I became aware of how fast Warsaw is changing
Eventually, I also noticed that many of the objects represented by Pokéstops themselves no longer exist, and that their disappearance had escaped my attention. Some of them were meant to be temporary (such as the reindeer sculptures scattered around Warsaw for Christmas), others vanished for no obvious reason (I never found out what happened to the 8-bit UFO mural pictured below), a few moved elsewhere (just like Marek Edelman’s mural, which travelled from one side of Muranów to the other), and at least one will be very much missed (a beautiful cube mural on the front wall of Nowy Theatre).
Given that the game premièred only a few months ago, the fact that many photos already did not match reality showed how the city is changing everyday, and that walking the same streets is only boring when you don't pay attention to the details.
Did I fall in love with Pokémon GO?
The answer is ambiguous. Catching, hatching, evolving and chasing Pokémon bored me after a day or two and I gradually started ignoring them.
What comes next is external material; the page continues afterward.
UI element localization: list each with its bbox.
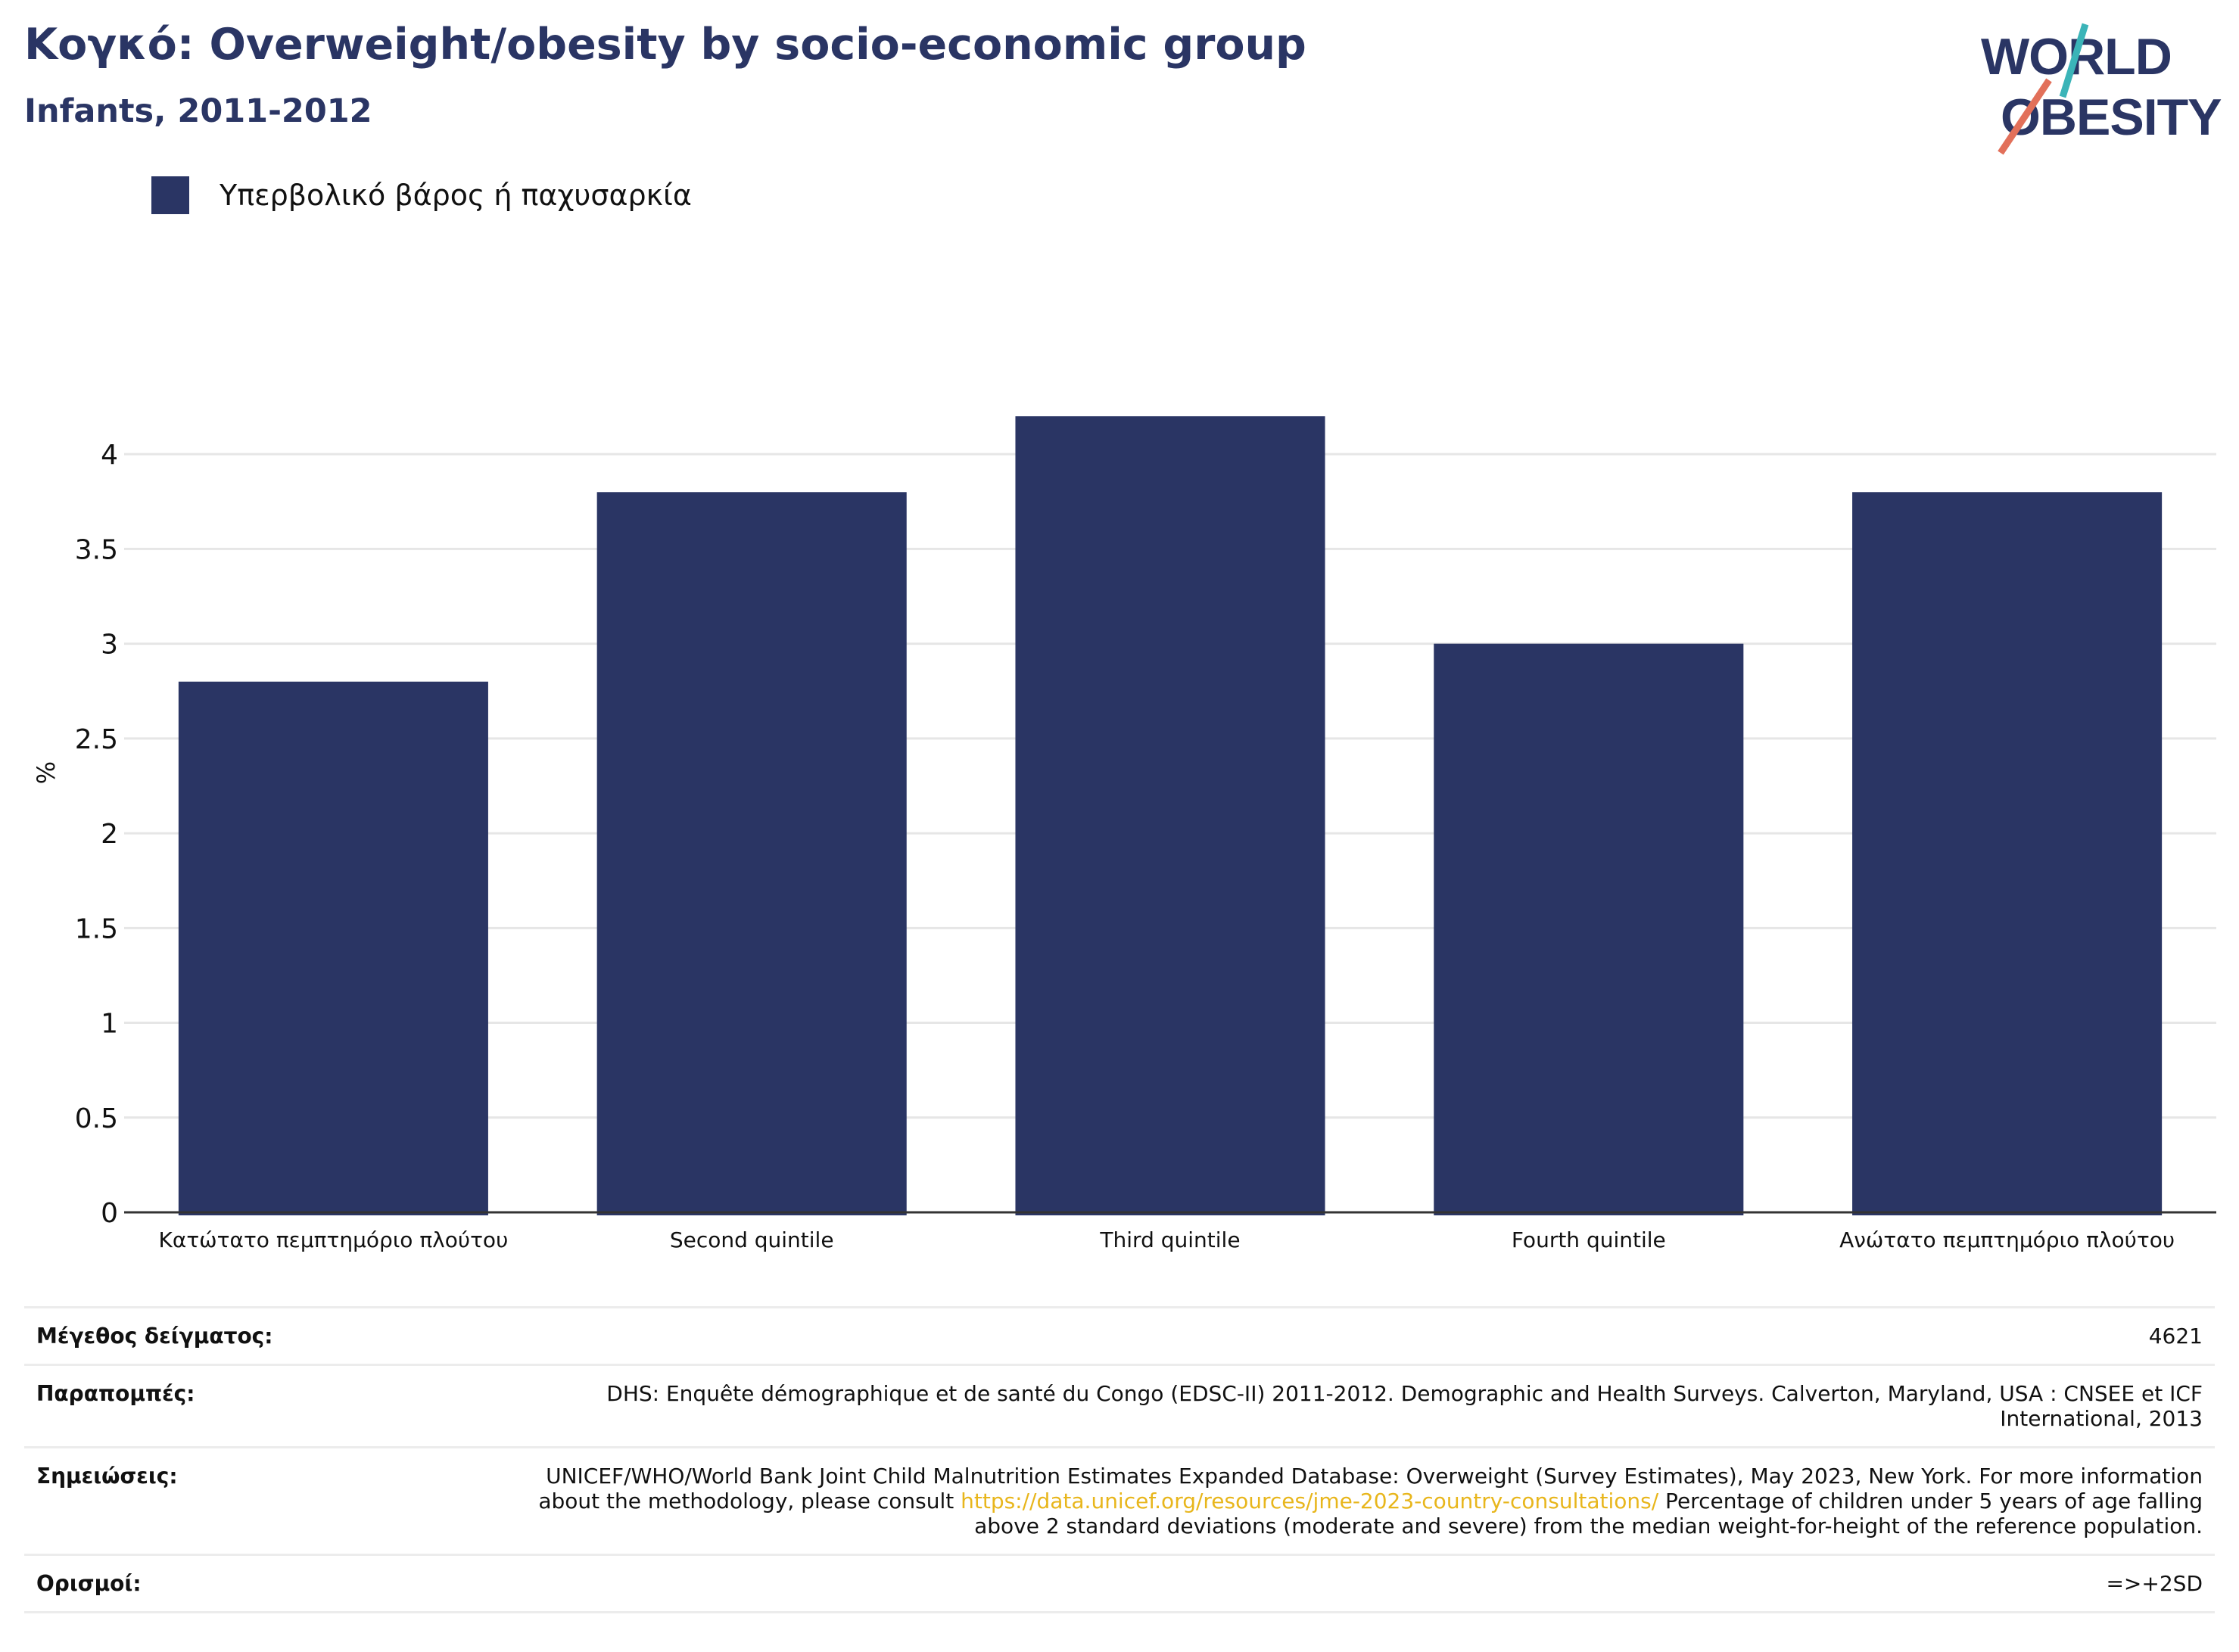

That's just me though; the widespread mania speaks for itself and so it’s nothing against the game, I just didn’t get hooked.
On the other hand, the process of unexpectedly rediscovering my own city was totally fascinating and turned the whole thing into a great few days of adventure, probably changing my ‘urban habits’ forever.
Hence, I’ll no longer mock Pokémon GO players and the insanity around it, and I’ll even be recommending the app to people who want to take a fresh look at things they think they know by heart.
Pokémon GO Warsaw tips
Finally, if you've ever wanted to give Pokémon GO a shot in Warsaw, here’s a handful of tips, compiled for you by Culture.pl's editors.
- Rare Pinsirs can be found in Łazienki Park. We caught one near Diana Temple but reportedly they appear in different spots within the park.
- High CP Hypnos and Raticates can be found at Spokojna Street / Muranów.
- We caught a Jynx at the Multimedia Park Fountain.
- People often install lure modules at the Old Town and New Town squares as well as near The Museum of the History of Polish Jews.
- We caught a Weezing while crossing Niepodległości outside Racławicka station.
- We caught a Voltorb in Morskie Oko park.
- The Palace of Culture is drowning in Drowzees (I caught three in quick succession as I was going into the famous Kinoteka cinema). It’s a good place to start anyway, as its crowded with Pokémon.
- We found an Abra outside Polskie Radio headquarters.
- Last but not least, PIKACHU can be found in the area of Warszawianka sports centre!